The relationship between features and target appears linear
You need an interpretable model (coefficients show feature importance)
You want a fast, simple baseline model
You have limited data (works well with small datasets)
You need to explain your model to non-technical stakeholders

# Quick check: does your data look linear?
import matplotlib.pyplot as plt

plt.scatter(X, y)
plt.xlabel('Feature')
plt.ylabel('Target')
plt.title('Does this look like a straight line could fit?')
plt.show()

Examples Where It Works Well#

Predicting house prices based on size, location, age
Sales forecasting from advertising spend
Medical dosage calculations
Economic modeling (GDP vs other indicators)
Simple time series with clear trends

When NOT to Use Linear Regression#

Avoid linear regression when:

Your data has clear non-linear patterns
You have many irrelevant features (use regularized methods instead)
Your target variable is categorical (use classification instead)
You need maximum predictive accuracy regardless of interpretability

# Signs you might need something else:
# 1. Residual plots show patterns (not random scatter)
residuals = y_actual - y_predicted
plt.scatter(y_predicted, residuals)
plt.axhline(y=0, color='red', linestyle='--')
plt.title('Random scatter = good, patterns = bad')

# 2. Very low R² score
r2 = r2_score(y_actual, y_predicted)
if r2 < 0.3:
    print("Low R² - consider other methods")

Quick Decision Framework#

Plot your data - does it look roughly linear?
Check your R² - above 0.5 is usually decent for linear regression
Look at residuals - should be randomly scattered
Consider your goal - need interpretability or maximum accuracy?

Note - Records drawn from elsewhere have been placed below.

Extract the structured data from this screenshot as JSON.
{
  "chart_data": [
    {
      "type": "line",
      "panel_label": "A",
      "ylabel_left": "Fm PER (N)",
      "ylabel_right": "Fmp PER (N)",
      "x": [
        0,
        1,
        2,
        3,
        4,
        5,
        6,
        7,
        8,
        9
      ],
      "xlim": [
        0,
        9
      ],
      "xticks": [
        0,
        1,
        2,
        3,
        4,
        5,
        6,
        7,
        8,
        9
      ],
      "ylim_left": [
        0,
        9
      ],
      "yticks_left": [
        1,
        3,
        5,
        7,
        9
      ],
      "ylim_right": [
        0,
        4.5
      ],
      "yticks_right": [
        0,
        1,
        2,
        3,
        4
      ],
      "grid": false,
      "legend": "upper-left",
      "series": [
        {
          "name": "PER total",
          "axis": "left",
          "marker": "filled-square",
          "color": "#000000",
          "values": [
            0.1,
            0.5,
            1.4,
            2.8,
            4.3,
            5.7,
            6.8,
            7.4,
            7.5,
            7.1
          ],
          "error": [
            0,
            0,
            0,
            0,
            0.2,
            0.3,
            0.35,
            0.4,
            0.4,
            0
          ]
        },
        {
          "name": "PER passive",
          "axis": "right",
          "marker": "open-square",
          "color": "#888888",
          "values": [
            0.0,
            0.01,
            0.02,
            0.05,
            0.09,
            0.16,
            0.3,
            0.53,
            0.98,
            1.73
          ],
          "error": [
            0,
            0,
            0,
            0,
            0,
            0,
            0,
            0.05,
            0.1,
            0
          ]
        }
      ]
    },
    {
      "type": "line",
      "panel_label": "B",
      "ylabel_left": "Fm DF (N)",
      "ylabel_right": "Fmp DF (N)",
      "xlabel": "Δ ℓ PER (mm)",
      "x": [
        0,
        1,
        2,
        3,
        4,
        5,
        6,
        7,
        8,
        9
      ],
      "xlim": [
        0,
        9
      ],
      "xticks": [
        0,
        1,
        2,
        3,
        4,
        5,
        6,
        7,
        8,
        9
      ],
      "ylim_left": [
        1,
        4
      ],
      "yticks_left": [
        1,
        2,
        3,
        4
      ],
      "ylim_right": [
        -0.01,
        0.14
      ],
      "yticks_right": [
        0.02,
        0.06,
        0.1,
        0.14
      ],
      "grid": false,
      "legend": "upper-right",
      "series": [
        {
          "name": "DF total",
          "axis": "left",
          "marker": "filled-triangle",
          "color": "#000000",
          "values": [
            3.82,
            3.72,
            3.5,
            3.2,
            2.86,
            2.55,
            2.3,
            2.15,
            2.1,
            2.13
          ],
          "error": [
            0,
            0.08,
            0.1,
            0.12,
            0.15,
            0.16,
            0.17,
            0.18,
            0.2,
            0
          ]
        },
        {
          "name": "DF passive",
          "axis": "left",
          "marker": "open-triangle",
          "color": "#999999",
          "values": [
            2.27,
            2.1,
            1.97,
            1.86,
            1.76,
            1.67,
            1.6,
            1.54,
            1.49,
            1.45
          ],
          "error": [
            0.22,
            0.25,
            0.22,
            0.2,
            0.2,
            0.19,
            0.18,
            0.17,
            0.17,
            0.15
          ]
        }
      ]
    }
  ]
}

If linear regression doesn’t work well, consider:

Polynomial regression (for curved relationships)
Random Forest (for complex patterns, still interpretable)
Regularized regression (Ridge/Lasso for many features)

Next Steps#

Once you’re comfortable with linear regression, here are logical next steps to expand your regression toolkit:

Immediate Extensions#

Polynomial Regression: Handle curved relationships by adding polynomial features

from sklearn.preprocessing import PolynomialFeatures

# Transform features to include x², x³, etc.
poly = PolynomialFeatures(degree=2)
X_poly = poly.fit_transform(X)

Regularized Regression: Handle many features and prevent overfitting

from sklearn.linear_model import Ridge, Lasso

# Ridge regression (L2 regularization)
ridge = Ridge(alpha=1.0)
ridge.fit(X, y)

# Lasso regression (L1 regularization, does feature selection)
lasso = Lasso(alpha=1.0)
lasso.fit(X, y)

More Advanced Methods#

Tree-Based Models: Handle non-linear patterns naturally

Random Forest: Good balance of accuracy and interpretability
XGBoost: Often wins competitions, harder to interpret

Support Vector Regression: Good for complex patterns with the right kernel

Neural Networks: For highly complex, non-linear relationships

Key Concepts to Learn Next#

Cross-validation for better model evaluation
Feature engineering and selection
Handling categorical variables
Time series regression
Model ensemble techniques

Practice Recommendations#

Start with real datasets: Kaggle, UCI ML Repository
Always begin with linear regression as your baseline
Focus on the process: data cleaning → modeling → evaluation → interpretation
Compare methods: see when simple linear regression is enough vs when you need more complexity

Linear regression gives you the foundation to understand all other regression methods. Master it first, then gradually add complexity only when needed.